CS203A Course Project : A Tomasulo Algorithm Simulation Sketch
Hand out date: Nov 4, 2004
Due date: Dec 14-15, 2004
In this project, you will need to implement the Tomasulo algorithm for an out-of-order
execution pipeline architecture. It is preferred
that you write this project in C or C++. You should find one or two partner(s) to form a group
of two or three. Please document your source code as you develop it. On the due day, you will
demonstrate your project to me on a linux machine such as eon.cs.ucr.edu.
You will implement the following 4 stages: IF, Issue, Execute, and
Writeback. The tasks performed in each stage were explained in class. You can refer to the
detailed actions taken for bookkeeping from the textbook (Figure 3.5 on page 193). Those
will help you greatly in coding the dynamic scheduler.
You will implement only the FP pipeline. We will consider the following FUs:
- FP adder which can perform both FP add and FP sub; pipelined
- FP multiplier which performs FP multiplication; pipelined
- FP divider which performs FP division; not pipelined
- load unit; pipelined
- store unit; pipelined
- 32 general-purpose integer registers and 32 general-purpose
floating-point registers; infinite number of ports for each register file.
The hardware configuration should be fully parameterizable, i.e., the number of reservation
stations for each FU, and the number of execution cycles for each FU should all be the inputs
to your simulator.
You will need to simulate a "memory" which could be as simple as a data array. I'll leave
the implementation details to you as long as you have your own way of initializing the
memory and printing it out finally. During the demo, I will let you initialize your own memory
at the addresses and values I defined. Your simulator should be able to read and write to your own
memory correctly.
- Instructions
Data Transfer Instructions
| ld Fa, offset(Ra) | load a single precision floating point value to Fa |
| sd Fa, offset(Ra) | store a single precision floating point value to memory |
Control Transfer Instructions
| beq Rs, Rt, offset | if Rs==Rt then branch to PC+offset |
| bne Rs, Rt, offset | if Rs<>Rt then branch to PC+offset |
ALU Instructions
| add Rd, Rs, Rt | Rd = Rs+Rt |
| add.d Fd, Fs, Ft | Fd = Fs+Ft |
| addi Rt, Rs, immediate | Rt=Rs+immediate |
| sub Rd, Rs, Rt | Rd = Rs-Rt |
| sub.d Fd, Fs, Ft | Fd = Fs-Ft |
| mult.d Fd, Fs, Ft | Fd = Fs*Ft, assuming that Fd is enough to hold the result |
| div.d Fd, Fs, Ft | Fd = Fs/Ft |
Assume that each integer instruction takes only one cycle to finish (just as what we
discussed in class) and integer instructions do not contend resources with FP instructions.

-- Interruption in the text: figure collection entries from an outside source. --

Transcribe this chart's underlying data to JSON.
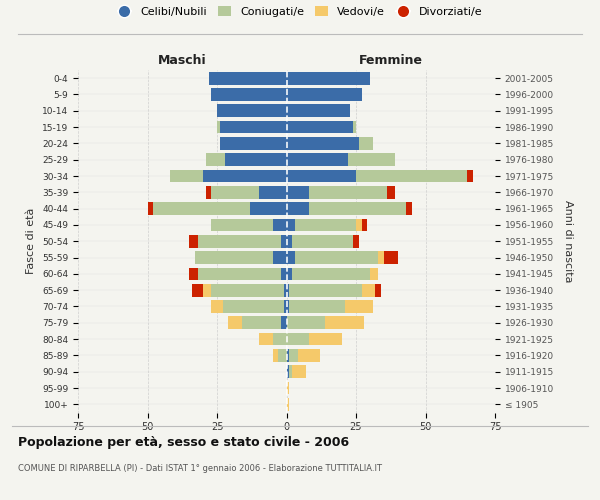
{
  "age_groups": [
    "100+",
    "95-99",
    "90-94",
    "85-89",
    "80-84",
    "75-79",
    "70-74",
    "65-69",
    "60-64",
    "55-59",
    "50-54",
    "45-49",
    "40-44",
    "35-39",
    "30-34",
    "25-29",
    "20-24",
    "15-19",
    "10-14",
    "5-9",
    "0-4"
  ],
  "birth_years": [
    "≤ 1905",
    "1906-1910",
    "1911-1915",
    "1916-1920",
    "1921-1925",
    "1926-1930",
    "1931-1935",
    "1936-1940",
    "1941-1945",
    "1946-1950",
    "1951-1955",
    "1956-1960",
    "1961-1965",
    "1966-1970",
    "1971-1975",
    "1976-1980",
    "1981-1985",
    "1986-1990",
    "1991-1995",
    "1996-2000",
    "2001-2005"
  ],
  "male_celibi": [
    0,
    0,
    0,
    0,
    0,
    2,
    1,
    1,
    2,
    5,
    2,
    5,
    13,
    10,
    30,
    22,
    24,
    24,
    25,
    27,
    28
  ],
  "male_coniugati": [
    0,
    0,
    0,
    3,
    5,
    14,
    22,
    26,
    30,
    28,
    30,
    22,
    35,
    17,
    12,
    7,
    0,
    1,
    0,
    0,
    0
  ],
  "male_vedovi": [
    0,
    0,
    0,
    2,
    5,
    5,
    4,
    3,
    0,
    0,
    0,
    0,
    0,
    0,
    0,
    0,
    0,
    0,
    0,
    0,
    0
  ],
  "male_divorziati": [
    0,
    0,
    0,
    0,
    0,
    0,
    0,
    4,
    3,
    0,
    3,
    0,
    2,
    2,
    0,
    0,
    0,
    0,
    0,
    0,
    0
  ],
  "female_nubili": [
    0,
    0,
    1,
    1,
    0,
    0,
    1,
    1,
    2,
    3,
    2,
    3,
    8,
    8,
    25,
    22,
    26,
    24,
    23,
    27,
    30
  ],
  "female_coniugate": [
    0,
    0,
    1,
    3,
    8,
    14,
    20,
    26,
    28,
    30,
    22,
    22,
    35,
    28,
    40,
    17,
    5,
    1,
    0,
    0,
    0
  ],
  "female_vedove": [
    1,
    1,
    5,
    8,
    12,
    14,
    10,
    5,
    3,
    2,
    0,
    2,
    0,
    0,
    0,
    0,
    0,
    0,
    0,
    0,
    0
  ],
  "female_divorziate": [
    0,
    0,
    0,
    0,
    0,
    0,
    0,
    2,
    0,
    5,
    2,
    2,
    2,
    3,
    2,
    0,
    0,
    0,
    0,
    0,
    0
  ],
  "color_celibi": "#3b6ca8",
  "color_coniugati": "#b5c99a",
  "color_vedovi": "#f5c96a",
  "color_divorziati": "#cc2200",
  "xlim": 75,
  "title": "Popolazione per età, sesso e stato civile - 2006",
  "subtitle": "COMUNE DI RIPARBELLA (PI) - Dati ISTAT 1° gennaio 2006 - Elaborazione TUTTITALIA.IT",
  "ylabel_left": "Fasce di età",
  "ylabel_right": "Anni di nascita",
  "label_maschi": "Maschi",
  "label_femmine": "Femmine",
  "legend_labels": [
    "Celibi/Nubili",
    "Coniugati/e",
    "Vedovi/e",
    "Divorziati/e"
  ],
  "bg_color": "#f4f4ef",
  "grid_color": "#cccccc"
}
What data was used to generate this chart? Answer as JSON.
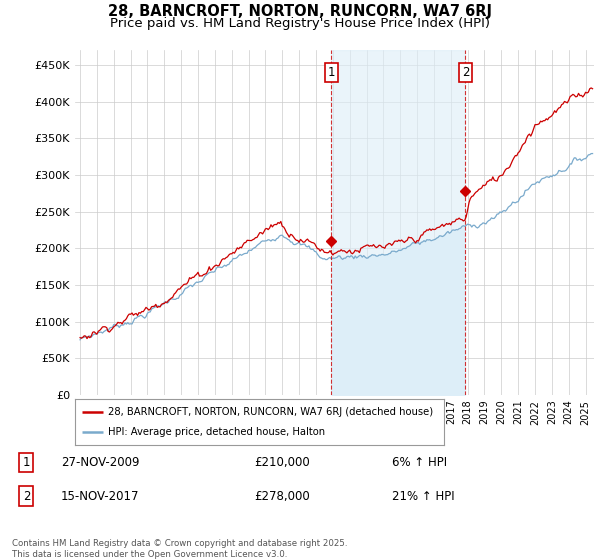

The input to your simulator is a text file containing assembly instructions specified in
the above format. Read the input file and proceed your simulation with reading the file
line by line as if you are fetching binary instructions from an instruction memory.
The ID stage is also simplified to parsing the assembly instruction as opposed to decoding the binary.
Other inputs are: FU execution cycles as well as their allocated reservation station numbers.
I will leave it to you on how to define the input format.
The output from your program should contain messages about
the final instruction status table including the cycle information
in each stage. It is possible that during the demo, I ask you to print out
the status of the reservation status table and register result status table
at any cycle.
The program execution results should be reflected in the integer register
file, floating point register file, and the memory. You should provide clear
output information of those.
- Tips:
- Write your own test code. Come up with the solutions by going through
the algorithm cycle by cycle. Before you start coding, you should first
understand fully how the algorithm works. Developing your own test cases helps a lot.
- Start from small sample code, one instruction at a time.
If a single instruction doesn't work, neither does a sequence of code.
- Vary the input parameters during debugging. For example, change the
number of reservation numbers and the FU execution latencies, and see how your
program reacts.
- Write a powerful print_stat() that can generate pretty on-screen
display of the reservation station status, instruction status, and the
register result status on every cycle. This can be of great help in debugging.
- Also design a clear output display for registers and memory contents.
This can help improve my impression on your code quality.
- Divide the work among the group members. When you can distribute the load
in a team efficiently, you can improve your time management and the quality of your project.
- Make plans ahead of time. Conquer the project step by step. For example, instruction parsing,
input interface, and output display can all be done first and separately. Leave at least one
week for final testing and debugging. Don't wait till last minute.